I know this has been a longer write-up than usual, but I can’t resist quoting this paragraph about risks that are under the cloud provider’s control, to be juxtaposed with the emerging details of the recent Google Cloud Networking Incident #19009.

If we could ignore resource sharing, we could focus SLOs on various risks that arise from poor engineering or operational practices, such as not repairing control-plane outages; SDN designs that allow short-term control-plane failure to disrupt the data plane; failover mechanisms that do not actually work; operational procedures that create correlated risks, such as simultaneous maintenance on two availability zones in a region; routing network packets along surprisingly long WAN paths.
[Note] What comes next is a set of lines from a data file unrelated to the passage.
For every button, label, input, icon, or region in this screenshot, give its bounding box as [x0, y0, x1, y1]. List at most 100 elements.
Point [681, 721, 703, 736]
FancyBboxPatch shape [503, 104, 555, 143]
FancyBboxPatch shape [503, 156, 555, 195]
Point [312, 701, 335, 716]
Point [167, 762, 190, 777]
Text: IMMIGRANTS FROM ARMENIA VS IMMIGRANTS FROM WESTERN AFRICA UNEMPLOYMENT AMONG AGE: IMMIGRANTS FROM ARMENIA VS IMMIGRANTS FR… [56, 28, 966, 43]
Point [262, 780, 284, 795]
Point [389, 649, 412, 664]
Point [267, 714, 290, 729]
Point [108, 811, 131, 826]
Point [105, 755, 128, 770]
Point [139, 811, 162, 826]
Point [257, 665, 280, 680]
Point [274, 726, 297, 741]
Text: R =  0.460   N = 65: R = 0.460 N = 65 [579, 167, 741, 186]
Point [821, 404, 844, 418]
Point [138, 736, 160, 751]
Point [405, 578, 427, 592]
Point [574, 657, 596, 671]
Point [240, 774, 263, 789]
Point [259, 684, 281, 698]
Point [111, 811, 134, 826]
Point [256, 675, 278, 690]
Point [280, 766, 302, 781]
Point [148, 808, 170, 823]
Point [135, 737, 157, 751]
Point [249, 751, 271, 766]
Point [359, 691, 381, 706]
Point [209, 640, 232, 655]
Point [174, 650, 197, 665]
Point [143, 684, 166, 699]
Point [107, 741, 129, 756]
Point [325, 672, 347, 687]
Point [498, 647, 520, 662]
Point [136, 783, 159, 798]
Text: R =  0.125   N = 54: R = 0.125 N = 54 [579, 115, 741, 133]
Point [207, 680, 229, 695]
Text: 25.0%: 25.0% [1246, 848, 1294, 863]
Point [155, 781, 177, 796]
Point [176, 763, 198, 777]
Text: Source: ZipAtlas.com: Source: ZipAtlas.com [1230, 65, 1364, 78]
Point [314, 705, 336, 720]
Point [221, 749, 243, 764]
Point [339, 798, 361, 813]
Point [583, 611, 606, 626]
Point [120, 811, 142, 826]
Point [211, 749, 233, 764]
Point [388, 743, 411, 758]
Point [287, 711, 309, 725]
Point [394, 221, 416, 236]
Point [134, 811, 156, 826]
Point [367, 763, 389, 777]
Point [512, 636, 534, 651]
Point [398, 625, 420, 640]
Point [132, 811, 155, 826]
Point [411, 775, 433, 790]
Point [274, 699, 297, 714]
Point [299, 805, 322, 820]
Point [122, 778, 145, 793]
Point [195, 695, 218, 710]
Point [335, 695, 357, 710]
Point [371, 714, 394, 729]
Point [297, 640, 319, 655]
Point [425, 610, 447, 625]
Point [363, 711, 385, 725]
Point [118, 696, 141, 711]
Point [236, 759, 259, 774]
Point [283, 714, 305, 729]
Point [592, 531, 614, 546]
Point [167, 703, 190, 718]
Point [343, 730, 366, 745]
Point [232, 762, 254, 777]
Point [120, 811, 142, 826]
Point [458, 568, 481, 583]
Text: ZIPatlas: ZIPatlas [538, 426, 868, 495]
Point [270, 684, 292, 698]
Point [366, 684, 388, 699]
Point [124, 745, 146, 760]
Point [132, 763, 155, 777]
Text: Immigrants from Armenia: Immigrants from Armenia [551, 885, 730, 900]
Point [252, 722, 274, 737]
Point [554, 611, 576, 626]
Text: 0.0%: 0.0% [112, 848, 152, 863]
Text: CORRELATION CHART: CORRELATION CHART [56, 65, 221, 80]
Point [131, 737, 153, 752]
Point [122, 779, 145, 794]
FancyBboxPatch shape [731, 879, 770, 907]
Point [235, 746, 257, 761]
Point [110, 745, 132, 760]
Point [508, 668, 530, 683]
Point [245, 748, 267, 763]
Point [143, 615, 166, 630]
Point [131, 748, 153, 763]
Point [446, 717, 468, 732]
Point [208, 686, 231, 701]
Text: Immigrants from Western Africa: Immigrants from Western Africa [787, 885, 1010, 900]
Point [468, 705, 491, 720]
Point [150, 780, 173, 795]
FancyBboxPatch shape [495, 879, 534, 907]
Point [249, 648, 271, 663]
To be clear though, given how enormously complex these environments are, I think it’s pretty amazing that cloud providers are able to provide the levels of service that they do.

The last word

We do not pretend to have a complete solution to the problems of cloud-SLO definition, but we think such a solution could emerge from re-thinking our use of SLOs, and using the combination of SLEs and CBEs to create harmonious cooperation in normal times… Perhaps the most important lesson we can learn from statistics, however, is humility — that the combination of unpredictable workloads, hard-to-model behaviour of complex shared infrastructures, and the infeasibility of collecting all the necessary metrics means that certain kinds of SLOs are beyond our power to deliver, no matter how much we believe we need them.

  1. Delightfully, at the time I’m writing this if you follow the ‘see my personal page’ link on John Wilkes’ Google profile page, you end up with a 500 Internal Server Error! Looks like a 404 handling misconfiguration. The information you seek can be found at instead.